Unfortunately, Graham Vick’s new production (first seen at the Rossini Opera Festival in Pesaro last summer) has an ersatz quality and not just because of the 13 life-size dummy horses in Act 2 (decor and costumes by Paul Brown). Throughout the opera a film (an old newsreel?) is being made, thereby distancing the drama from the audience. The action, which plays out in an austere white-walled hall, is updated, but to what? With a clenched fist symbolising the Swiss and a two-headed eagle the Austrians, I even thought of the Russian Revolution, but surely that wasn’t intended. In a blunder, Vick has Arnoldo witness his father Melchtal’s (onstage) lynching; accordingly, the moment he is told about it – which triggers the powerful emotions of the opera’s famous trio – is rendered meaningless. Ron Howell’s choreography goes to extremes to present the Swiss as downtrodden.
Still, this is a major achievement for the Teatro Regio Torino, an oasis of artistic and financial wellbeing in an Italian landscape of troubled opera houses. The high choral and orchestra standards are a tribute to Gianandrea Noseda’s achievements as music director. The opera is sung in the standard Italian translation, as emended by Paolo Cattelan; purists may object, but Muti chose it for La Scala’s 1988 revival.

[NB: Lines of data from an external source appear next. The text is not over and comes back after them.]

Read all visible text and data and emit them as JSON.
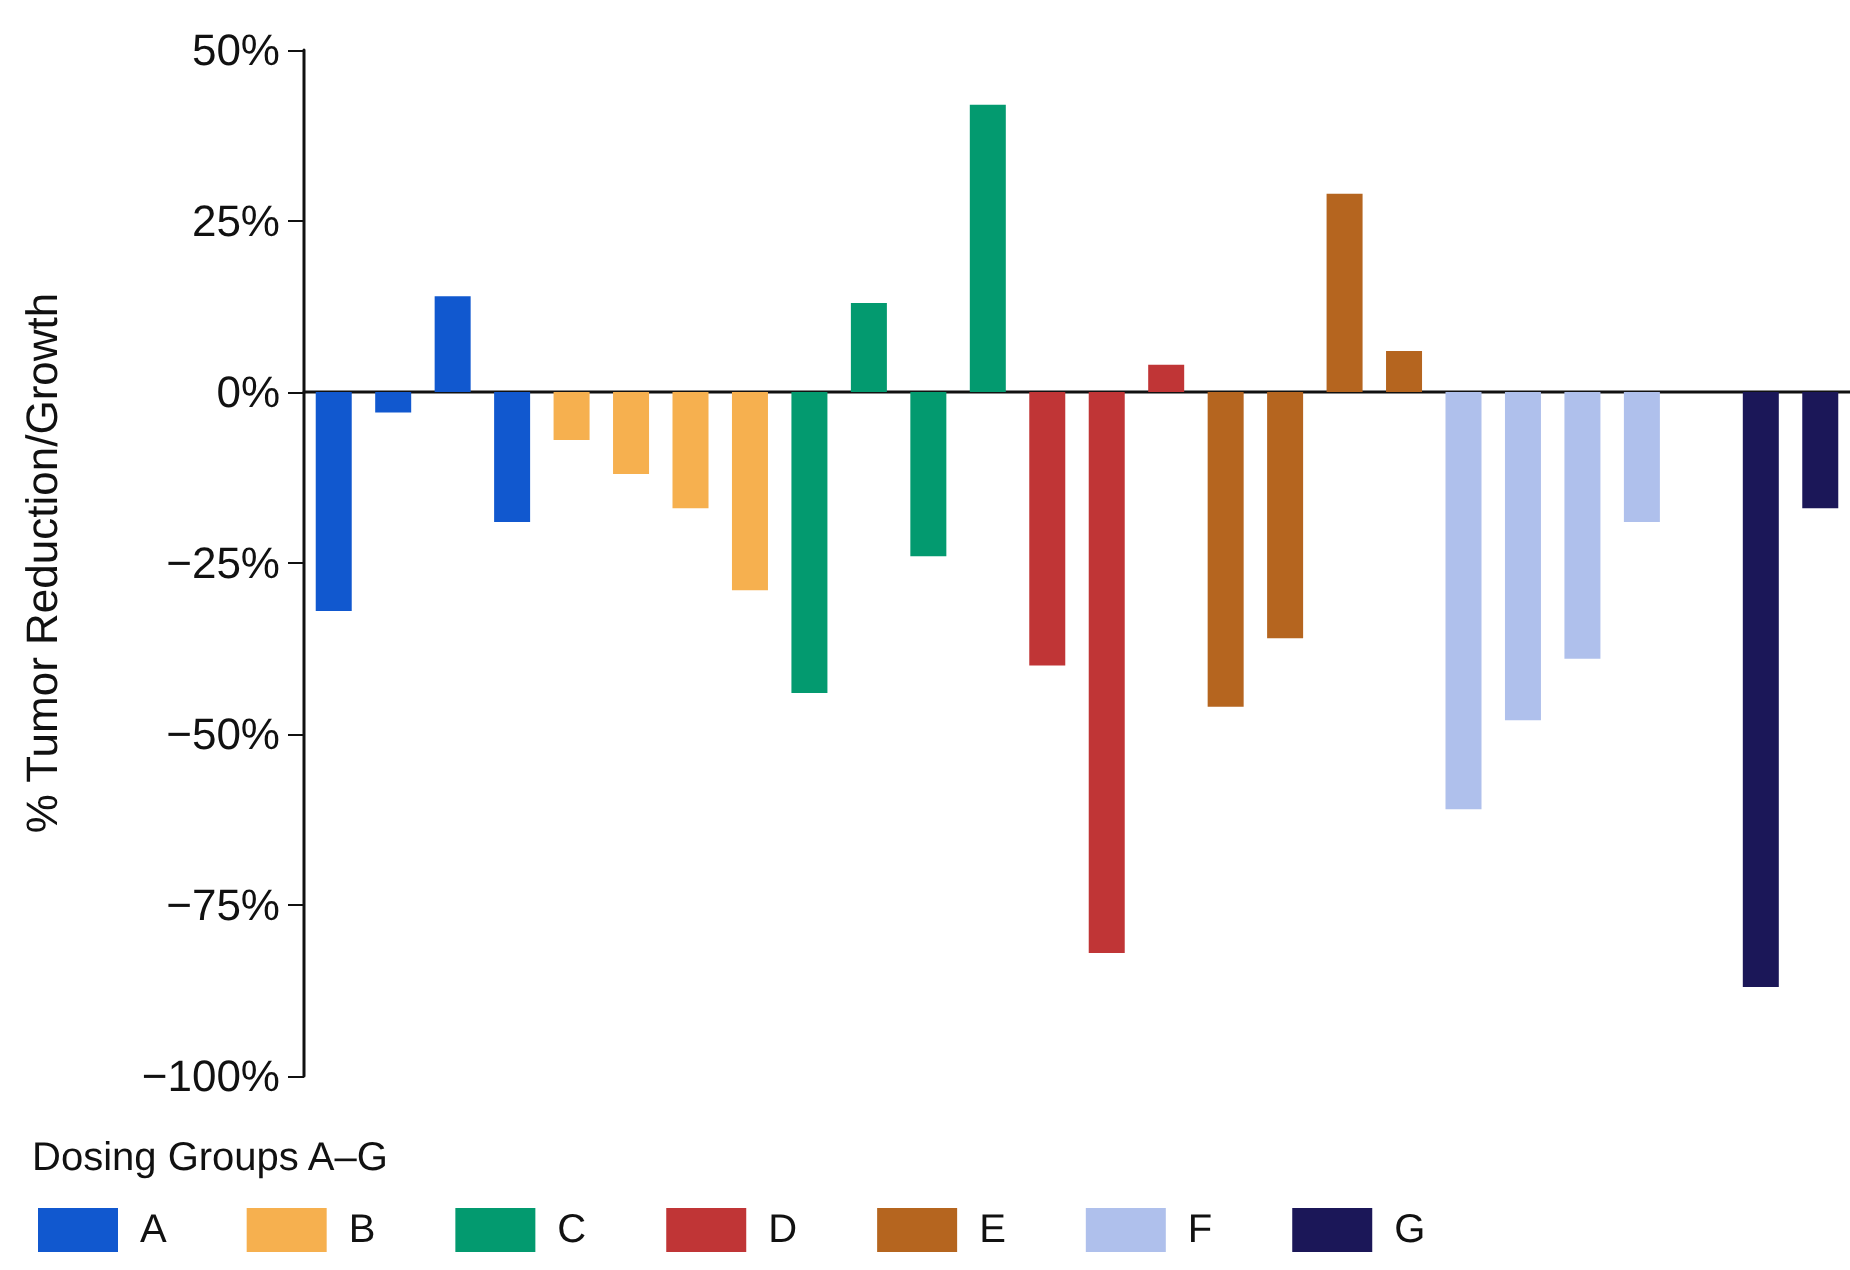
{
  "chart_data": {
    "type": "bar",
    "ylabel": "% Tumor Reduction/Growth",
    "legend_title": "Dosing Groups A–G",
    "categories": [
      null,
      null,
      null,
      null,
      null,
      null,
      null,
      null,
      null,
      null,
      null,
      null,
      null,
      null,
      null,
      null,
      null,
      null,
      null,
      null,
      null,
      null,
      null,
      null,
      null,
      null
    ],
    "series": [
      {
        "name": "A",
        "color": "#1158cf",
        "values": [
          -32,
          -3,
          14,
          -19,
          null,
          null,
          null,
          null,
          null,
          null,
          null,
          null,
          null,
          null,
          null,
          null,
          null,
          null,
          null,
          null,
          null,
          null,
          null,
          null,
          null,
          null
        ]
      },
      {
        "name": "B",
        "color": "#f6b04f",
        "values": [
          null,
          null,
          null,
          null,
          -7,
          -12,
          -17,
          -29,
          null,
          null,
          null,
          null,
          null,
          null,
          null,
          null,
          null,
          null,
          null,
          null,
          null,
          null,
          null,
          null,
          null,
          null
        ]
      },
      {
        "name": "C",
        "color": "#039a6f",
        "values": [
          null,
          null,
          null,
          null,
          null,
          null,
          null,
          null,
          -44,
          13,
          -24,
          42,
          null,
          null,
          null,
          null,
          null,
          null,
          null,
          null,
          null,
          null,
          null,
          null,
          null,
          null
        ]
      },
      {
        "name": "D",
        "color": "#c03536",
        "values": [
          null,
          null,
          null,
          null,
          null,
          null,
          null,
          null,
          null,
          null,
          null,
          null,
          -40,
          -82,
          4,
          null,
          null,
          null,
          null,
          null,
          null,
          null,
          null,
          null,
          null,
          null
        ]
      },
      {
        "name": "E",
        "color": "#b5651f",
        "values": [
          null,
          null,
          null,
          null,
          null,
          null,
          null,
          null,
          null,
          null,
          null,
          null,
          null,
          null,
          null,
          -46,
          -36,
          29,
          6,
          null,
          null,
          null,
          null,
          null,
          null,
          null
        ]
      },
      {
        "name": "F",
        "color": "#afc0ec",
        "values": [
          null,
          null,
          null,
          null,
          null,
          null,
          null,
          null,
          null,
          null,
          null,
          null,
          null,
          null,
          null,
          null,
          null,
          null,
          null,
          -61,
          -48,
          -39,
          -19,
          null,
          null,
          null
        ]
      },
      {
        "name": "G",
        "color": "#1b1758",
        "values": [
          null,
          null,
          null,
          null,
          null,
          null,
          null,
          null,
          null,
          null,
          null,
          null,
          null,
          null,
          null,
          null,
          null,
          null,
          null,
          null,
          null,
          null,
          null,
          null,
          -87,
          -17
        ]
      }
    ],
    "ylim": [
      -100,
      50
    ],
    "yticks": [
      {
        "value": -100,
        "label": "−100%"
      },
      {
        "value": -75,
        "label": "−75%"
      },
      {
        "value": -50,
        "label": "−50%"
      },
      {
        "value": -25,
        "label": "−25%"
      },
      {
        "value": 0,
        "label": "0%"
      },
      {
        "value": 25,
        "label": "25%"
      },
      {
        "value": 50,
        "label": "50%"
      }
    ],
    "legend": "bottom left"
  }
}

Dalibor Jenis’s Tell, sung with a voice that thins out down below, is defiant but needs greater authority. Angela Meade’s big-voiced Matilde has authority aplenty, and while the voice can sound impure, she sings beautifully in the haunting “Selva opaca”. As Arnoldo, John Osborn balances trumpeted high notes with passages sung in an arresting voix mixte. Noseda conducts an unusually full account of the long score with energy and sweep but makes structurally damaging cuts within vocal numbers.
The ambitious company will present concert performances of Tell in Edinburgh in August and in four North American cities in December. Audiences can attend secure in the knowledge that they will miss little of importance visually.